13 On 18 March 2009, Evewall's solicitors wrote to Golden Oceans' solicitors demanding payment of the balance of the contractual deposit of $174,000, the agreed consideration for the extension of the Notice to Complete in December of $44,000, and interest under the contract from 28 November to 27 February of $88,000 - a total of approximately $306,000 - and foreshadowing the commencement of proceedings if not paid.
14 Golden Oceans lodged a caveat in respect of the land, number AE571103Y, on 27 March 2009, claiming an interest as purchaser under the contract. A Lapsing Notice in respect of that caveat was served on 3 April 2009. On 24 April, the last day on which it could do so, Golden Oceans applied to the Court for an order extending the operation of that caveat. White J declined to make that order, but granted leave to Golden Oceans to lodge a further caveat in identical terms, upon an undertaking to withdraw it forthwith after 30 April unless the Court extended that period. Today Golden Oceans applies, in effect, for an extension of that period in order to permit the new caveat AE632239K to remain on title.
15 On an application of this kind the issues are whether there is a seriously arguable claim to a caveatable interest and, if so, where the balance of convenience and prejudice lies.
16 The present application really turns on whether there was (arguably) an agreement to extend the time for compliance with the Notice to Complete. That, in turn, depends on the conversations said to have taken place on 21 February 2009. While it appears - from the letter from Michael Flaherty of 25 February 2009 - that this conversation is likely to be in dispute, at this stage there is Mr Carroll's sworn evidence of it, and his evidence of a further conversation on 7 March which goes some way to explaining the otherwise apparent inconsistency of Mr Wallace's position, at least in the context of Mr Carroll's version. If that evidence were accepted and it cannot be said at this stage that it is impossible that it would be then that would prima facie establish an agreement to extend the time allowed by the Notice to Complete, and it would be contrary to that agreement for Evewall to have terminated on 27 February 2009.
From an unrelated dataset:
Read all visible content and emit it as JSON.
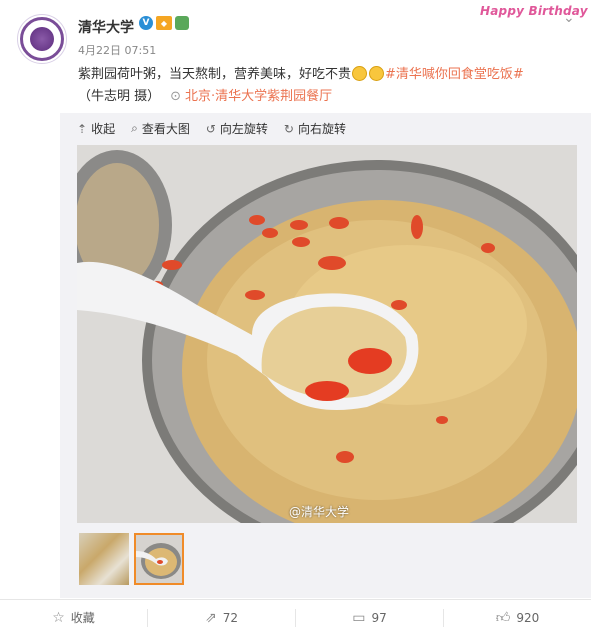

17 It was argued that, even if accepted, the evidence could not establish such an agreement for want of consideration. That depends on the construction of the proposal to "increase the purchase price by $100,000 being interest plus a gratis payment to the total of $100,000". It is at least arguable that the "gratis payment" was additional to the $40,000 agreed to be paid in December. That being arguable, it remains sufficiently arguable for present purposes that there was an agreement for valuable consideration to extend time for compliance with the Notice to Complete. In circumstances where, if that view were ultimately to prevail, Evewall would then have wrongly purported to terminate on 27 February, questions pertaining to Golden Oceans' ability to complete on 10 April, or the circumstance that it did not tender payment on 10 April, would not detract from the existence of a sufficiently arguable case.